As I entered striking range, apply the One-Inch Punch principle, every muscle from toes to fingertips aligning to channel force through the smallest possible distance.
The precision would come from the Viper's Whip training, the countless hours I'd spent learning to target specific points on the body. The meridian system was consistent across all cultivators. Hit the right spot with enough force, and cultivation levels became irrelevant. After all, no matter if you were a Body Tempering Stage One, or a Foundation Establishment Stage Two, all life had meridians.
I stood up, unable to sit still any longer. The library was empty now, the last few disciples having left for dinner. Elder Shen was nowhere to be seen, probably retired to his quarters.
Perfect.
I moved to the open space between the reading tables and tried the first movement. Mountain Root Stance came naturally after all my practice, my weight distributed evenly with my center of gravity low. I held the position, feeling how my muscles engaged, and how the stability let me store potential energy like a compressed spring.
Next came the explosive movement. I tried Phantom Step's chaotic footwork first, but immediately realized it was wrong for this application. The unpredictability that made Phantom Step effective for evasion worked against me here. I needed direct and linear power.
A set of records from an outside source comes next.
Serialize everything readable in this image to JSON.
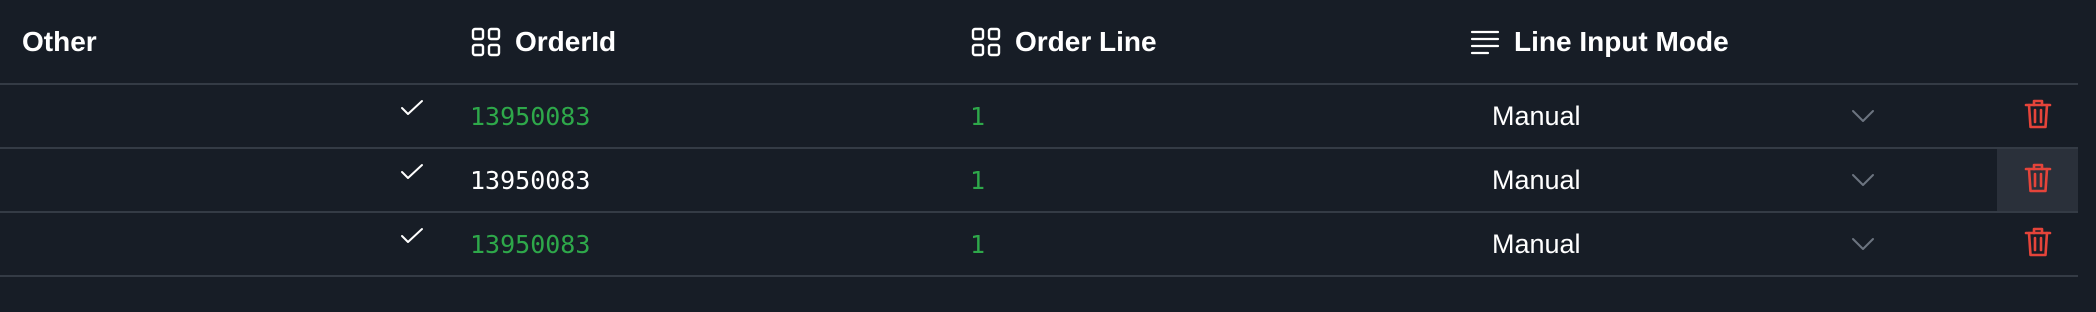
{
  "table": {
    "columns": {
      "other": "Other",
      "order_id": "OrderId",
      "order_line": "Order Line",
      "line_input_mode": "Line Input Mode"
    },
    "rows": [
      {
        "checked": true,
        "order_id": "13950083",
        "order_id_color": "#2ea84a",
        "order_line": "1",
        "line_input_mode": "Manual"
      },
      {
        "checked": true,
        "order_id": "13950083",
        "order_id_color": "#ffffff",
        "order_line": "1",
        "line_input_mode": "Manual"
      },
      {
        "checked": true,
        "order_id": "13950083",
        "order_id_color": "#2ea84a",
        "order_line": "1",
        "line_input_mode": "Manual"
      }
    ]
  },
  "colors": {
    "background": "#171d26",
    "divider": "#343b45",
    "accent_green": "#2ea84a",
    "delete_red": "#e5443a",
    "hover_row_action": "#2a303a"
  },
  "icons": {
    "order_id_header": "grid-icon",
    "order_line_header": "grid-icon",
    "mode_header": "lines-icon",
    "row_check": "check-icon",
    "row_dropdown": "chevron-down-icon",
    "row_delete": "trash-icon"
  }
}
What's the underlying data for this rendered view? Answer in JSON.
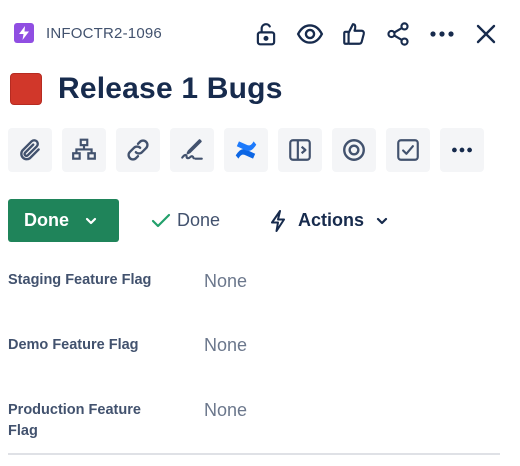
{
  "header": {
    "issue_key": "INFOCTR2-1096",
    "issue_type_icon": "lightning-icon",
    "issue_type_color": "#904ee2",
    "actions": [
      "unlock-icon",
      "watch-eye-icon",
      "thumbs-up-icon",
      "share-icon",
      "more-icon",
      "close-icon"
    ]
  },
  "title": {
    "text": "Release 1 Bugs",
    "swatch_color": "#d1372a"
  },
  "toolbar": {
    "buttons": [
      "attach-icon",
      "child-issues-icon",
      "link-icon",
      "signature-icon",
      "confluence-icon",
      "panel-icon",
      "target-icon",
      "checklist-icon",
      "more-icon"
    ]
  },
  "status": {
    "label": "Done",
    "color": "#1f845a",
    "resolution": "Done",
    "actions_label": "Actions"
  },
  "fields": [
    {
      "label": "Staging Feature Flag",
      "value": "None"
    },
    {
      "label": "Demo Feature Flag",
      "value": "None"
    },
    {
      "label": "Production Feature Flag",
      "value": "None"
    }
  ]
}
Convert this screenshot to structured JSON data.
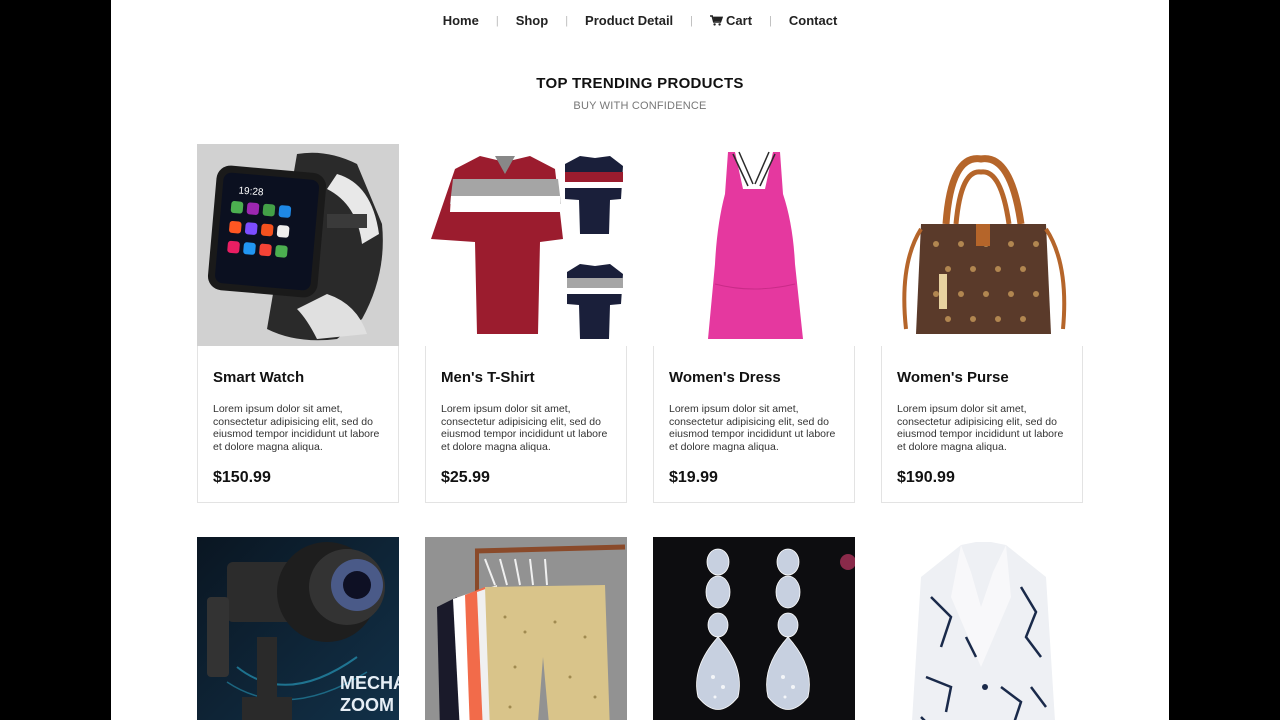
{
  "nav": {
    "items": [
      {
        "label": "Home"
      },
      {
        "label": "Shop"
      },
      {
        "label": "Product Detail"
      },
      {
        "label": "Cart",
        "icon": "cart-icon"
      },
      {
        "label": "Contact"
      }
    ]
  },
  "section": {
    "title": "TOP TRENDING PRODUCTS",
    "subtitle": "BUY WITH CONFIDENCE"
  },
  "products": [
    {
      "name": "Smart Watch",
      "description": "Lorem ipsum dolor sit amet, consectetur adipisicing elit, sed do eiusmod tempor incididunt ut labore et dolore magna aliqua.",
      "price": "$150.99"
    },
    {
      "name": "Men's T-Shirt",
      "description": "Lorem ipsum dolor sit amet, consectetur adipisicing elit, sed do eiusmod tempor incididunt ut labore et dolore magna aliqua.",
      "price": "$25.99"
    },
    {
      "name": "Women's Dress",
      "description": "Lorem ipsum dolor sit amet, consectetur adipisicing elit, sed do eiusmod tempor incididunt ut labore et dolore magna aliqua.",
      "price": "$19.99"
    },
    {
      "name": "Women's Purse",
      "description": "Lorem ipsum dolor sit amet, consectetur adipisicing elit, sed do eiusmod tempor incididunt ut labore et dolore magna aliqua.",
      "price": "$190.99"
    }
  ],
  "row2": {
    "gimbal_text_1": "MECHA",
    "gimbal_text_2": "ZOOM"
  },
  "watch_screen": {
    "time": "19:28"
  }
}
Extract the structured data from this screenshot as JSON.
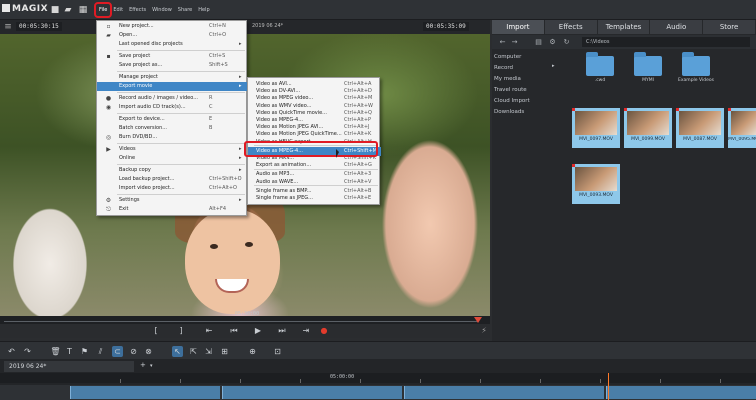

Instead, I combined elements from different techniques. The forward burst from Tiger Descends the Mountain, but without the overhead leap. The grounded power of Iron Thread Fist's advancing step. The smooth weight transfer from Flowing River Palm. When I put them together, it created a movement that was deceptively simple: a single step that looked ordinary but carried all my body's momentum behind it.
The striking motion itself took the most refinement. My hand needed to travel the absolute minimum distance while maintaining perfect alignment. I practiced the mechanics slowly, breaking down every component.
Shoulder rotation to add torque.
Hip twist to engage the core.
Elbow snap to multiply force.
Wrist lock to ensure all energy transferred into the target.
The Viper's Whip precision training helped enormously. I'd spent so much time learning to hit exact points that targeting the heart meridian felt natural. My fingers knew the location instinctively, and I could find it on a moving target without conscious thought.
After an hour of solo practice in the library, I had something that resembled a coherent technique. The movements flowed together smoothly enough, though the power generation felt off.
I needed to test it against something solid.